The U.S. Army last week dismissed a court-martial against an officer and Iraq war veteran who is in treatment for post-traumatic stress disorder.
First Lt. Jullian P. Goodrum will not be dishonorably discharged, will not face imprisonment and will not forfeit his much-needed medical benefits now that he is no longer charged with being absent without leave.
Lt. Jullian P. Goodrum left his base to seek civilian medical attention.
In November 2003, in the throes of an emotional breakdown, Goodrum checked himself into a civilian psychiatric hospital in Knoxville, Tenn., after an Army clinic at Fort Knox, Ky., his home base, turned him away. The Post first wrote about Goodrum and his case in the Style section in November.
The 16-year veteran, who served in the Iraq and the Persian Gulf wars and remains under psychiatric care at Walter Reed Army Medical Center, still faces two non-judicial charges.
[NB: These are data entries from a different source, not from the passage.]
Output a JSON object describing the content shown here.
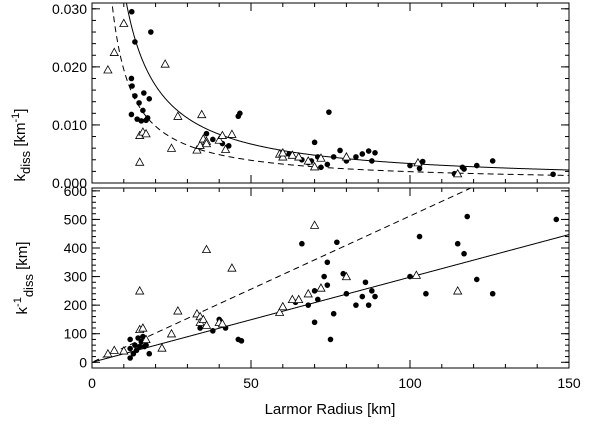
{
  "chart_data": [
    {
      "type": "scatter",
      "title": "",
      "ylabel": {
        "base": "k",
        "sub": "diss",
        "unit": " [km",
        "unit_sup": "-1",
        "unit_end": "]"
      },
      "xlim": [
        0,
        150
      ],
      "ylim": [
        0,
        0.031
      ],
      "y_ticks": [
        0.0,
        0.01,
        0.02,
        0.03
      ],
      "y_tick_labels": [
        "0.000",
        "0.010",
        "0.020",
        "0.030"
      ],
      "series": [
        {
          "marker": "filled-circle",
          "points": [
            [
              12.5,
              0.0295
            ],
            [
              13.5,
              0.0243
            ],
            [
              18.5,
              0.026
            ],
            [
              12.4,
              0.018
            ],
            [
              12.6,
              0.0167
            ],
            [
              12.4,
              0.0118
            ],
            [
              13.5,
              0.015
            ],
            [
              14.2,
              0.011
            ],
            [
              14.8,
              0.0138
            ],
            [
              15.5,
              0.0107
            ],
            [
              16,
              0.0125
            ],
            [
              16.3,
              0.0155
            ],
            [
              17,
              0.0108
            ],
            [
              17.5,
              0.0112
            ],
            [
              18,
              0.0145
            ],
            [
              36,
              0.0085
            ],
            [
              38,
              0.0075
            ],
            [
              41,
              0.0068
            ],
            [
              43,
              0.0064
            ],
            [
              46,
              0.0115
            ],
            [
              46.5,
              0.012
            ],
            [
              62,
              0.005
            ],
            [
              66,
              0.004
            ],
            [
              68,
              0.0035
            ],
            [
              69,
              0.0038
            ],
            [
              70,
              0.007
            ],
            [
              71,
              0.0045
            ],
            [
              74.5,
              0.0122
            ],
            [
              76,
              0.0045
            ],
            [
              78,
              0.0056
            ],
            [
              80,
              0.0038
            ],
            [
              83,
              0.0045
            ],
            [
              85,
              0.005
            ],
            [
              87,
              0.0055
            ],
            [
              88,
              0.0038
            ],
            [
              89,
              0.0052
            ],
            [
              100,
              0.003
            ],
            [
              103,
              0.0025
            ],
            [
              104,
              0.0037
            ],
            [
              114,
              0.0016
            ],
            [
              116.5,
              0.0027
            ],
            [
              117,
              0.0024
            ],
            [
              121,
              0.003
            ],
            [
              126,
              0.0038
            ],
            [
              145,
              0.0015
            ],
            [
              72,
              0.0027
            ],
            [
              74,
              0.0032
            ]
          ]
        },
        {
          "marker": "open-triangle",
          "points": [
            [
              5,
              0.0195
            ],
            [
              7,
              0.0225
            ],
            [
              10,
              0.0275
            ],
            [
              15,
              0.0082
            ],
            [
              15,
              0.0036
            ],
            [
              16,
              0.0088
            ],
            [
              17,
              0.0085
            ],
            [
              23,
              0.0205
            ],
            [
              25,
              0.006
            ],
            [
              27,
              0.0115
            ],
            [
              33,
              0.0057
            ],
            [
              34,
              0.0065
            ],
            [
              34.5,
              0.0118
            ],
            [
              35,
              0.0076
            ],
            [
              36,
              0.0072
            ],
            [
              36,
              0.0068
            ],
            [
              40,
              0.0074
            ],
            [
              41,
              0.0082
            ],
            [
              42,
              0.0058
            ],
            [
              44,
              0.0084
            ],
            [
              59,
              0.005
            ],
            [
              60,
              0.0045
            ],
            [
              60,
              0.0052
            ],
            [
              63,
              0.0048
            ],
            [
              65,
              0.0045
            ],
            [
              68,
              0.0038
            ],
            [
              70,
              0.0028
            ],
            [
              72,
              0.0043
            ],
            [
              80,
              0.0045
            ],
            [
              102.5,
              0.0035
            ],
            [
              115,
              0.0016
            ]
          ]
        },
        {
          "name": "",
          "line": "solid",
          "formula": "1/(2.98*x)"
        },
        {
          "name": "",
          "line": "dashed",
          "formula": "1/(5.12*x)"
        }
      ]
    },
    {
      "type": "scatter",
      "title": "",
      "ylabel": {
        "base": "k",
        "sup": "-1",
        "sub": "diss",
        "unit": " [km]"
      },
      "xlabel": "Larmor Radius [km]",
      "xlim": [
        0,
        150
      ],
      "ylim": [
        -20,
        610
      ],
      "x_ticks": [
        0,
        50,
        100,
        150
      ],
      "x_tick_labels": [
        "0",
        "50",
        "100",
        "150"
      ],
      "y_ticks": [
        0,
        100,
        200,
        300,
        400,
        500,
        600
      ],
      "y_tick_labels": [
        "0",
        "100",
        "200",
        "300",
        "400",
        "500",
        "600"
      ],
      "series": [
        {
          "marker": "filled-circle",
          "points": [
            [
              12,
              15
            ],
            [
              12,
              48
            ],
            [
              12,
              80
            ],
            [
              13,
              30
            ],
            [
              13.5,
              60
            ],
            [
              14,
              42
            ],
            [
              14.5,
              85
            ],
            [
              15,
              55
            ],
            [
              15.5,
              72
            ],
            [
              16,
              90
            ],
            [
              16.5,
              55
            ],
            [
              17,
              60
            ],
            [
              18,
              30
            ],
            [
              34,
              120
            ],
            [
              38,
              110
            ],
            [
              40,
              150
            ],
            [
              42,
              120
            ],
            [
              46,
              80
            ],
            [
              47,
              75
            ],
            [
              64,
              210
            ],
            [
              66,
              415
            ],
            [
              68,
              200
            ],
            [
              70,
              140
            ],
            [
              70,
              250
            ],
            [
              71,
              220
            ],
            [
              73,
              300
            ],
            [
              74,
              350
            ],
            [
              74,
              270
            ],
            [
              75,
              80
            ],
            [
              76,
              170
            ],
            [
              77,
              420
            ],
            [
              79,
              310
            ],
            [
              80,
              240
            ],
            [
              83,
              200
            ],
            [
              85,
              230
            ],
            [
              86,
              280
            ],
            [
              87,
              200
            ],
            [
              88,
              250
            ],
            [
              89,
              230
            ],
            [
              100,
              300
            ],
            [
              103,
              440
            ],
            [
              105,
              240
            ],
            [
              115,
              415
            ],
            [
              117,
              380
            ],
            [
              118,
              510
            ],
            [
              121,
              290
            ],
            [
              126,
              240
            ],
            [
              146,
              500
            ]
          ]
        },
        {
          "marker": "open-triangle",
          "points": [
            [
              5,
              30
            ],
            [
              7,
              42
            ],
            [
              10,
              40
            ],
            [
              15,
              115
            ],
            [
              15,
              250
            ],
            [
              16,
              120
            ],
            [
              17,
              80
            ],
            [
              22,
              50
            ],
            [
              25,
              100
            ],
            [
              27,
              180
            ],
            [
              33,
              170
            ],
            [
              34,
              160
            ],
            [
              34,
              140
            ],
            [
              35,
              150
            ],
            [
              36,
              130
            ],
            [
              36,
              395
            ],
            [
              40,
              140
            ],
            [
              41,
              135
            ],
            [
              44,
              330
            ],
            [
              59,
              175
            ],
            [
              60,
              195
            ],
            [
              63,
              220
            ],
            [
              65,
              220
            ],
            [
              68,
              240
            ],
            [
              70,
              480
            ],
            [
              72,
              260
            ],
            [
              80,
              300
            ],
            [
              102,
              305
            ],
            [
              115,
              250
            ]
          ]
        },
        {
          "name": "",
          "line": "solid",
          "formula": "2.98*x"
        },
        {
          "name": "",
          "line": "dashed",
          "formula": "5.12*x"
        }
      ]
    }
  ]
}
"They don't want to admit that 'Maybe he was right, maybe we were wrong,' so they give him an Article 15," James R. Klimaski, Goodrum's attorney, said Monday. An Article 15 is an administrative charge.
Army officials declined to comment on any aspect of Goodrum's case.
Goodrum, 34, yesterday called the decision to quash his court-martial "the fair and legal thing to do, and just." Still, he remained concerned about having to face a hearing on the other charges, this one on April 1.
His case became a rallying cry for veterans activists angered at the military's handling of PTSD cases emerging from the war in Iraq. Goodrum believes that Army commanders have pursued charges against him as retaliation for his complaints about lack of preparedness and command ineffectiveness during his deployment to Iraq in 2003.
After investigating Goodrum's case, Army Lt. Col. Michael L. Amaral recommended a full court-martial.
"Lt. Goodrum has been diagnosed with PTSD, though this should not be reason to not pursue court martial action," Amaral wrote late last year in a report sent up the chain of command.
But Maj. Gen. Galen B. Jackman, commander of the Army Military District of Washington, downgraded the case on March 15 when he dismissed the AWOL charge.
At his hearing next week before Jackman, Goodrum will defend himself against a charge of "conduct unbecoming an officer and a gentleman." This charge stems from Goodrum's refusal in November 2003 to obey a captain's admonishment to leave Knoxville and return to Fort Knox. The charge sheet does not mention his treatment in Knoxville for post-traumatic stress disorder.
Goodrum also is charged with fraternization with a female sergeant. This charge dates to Goodrum's prewar mobilization at Camp Atterbury in Indiana, when he allegedly kissed and embraced the woman. It also mentions alleged fraternization in Kuwait and Iraq in 2003.
Both Goodrum and the sergeant have denied the allegations. Some witnesses at his earlier court-martial -- where these charges first were aired -- debunked them as part of a vendetta against Goodrum.
If found guilty, Goodrum could face sanctions such as a forfeiture of pay or official reprimand.
However the case turns out, Goodrum will likely be leaving the military, Klimaski said. An Army medical board that already has examined his case is set to recommend that he be medically discharged.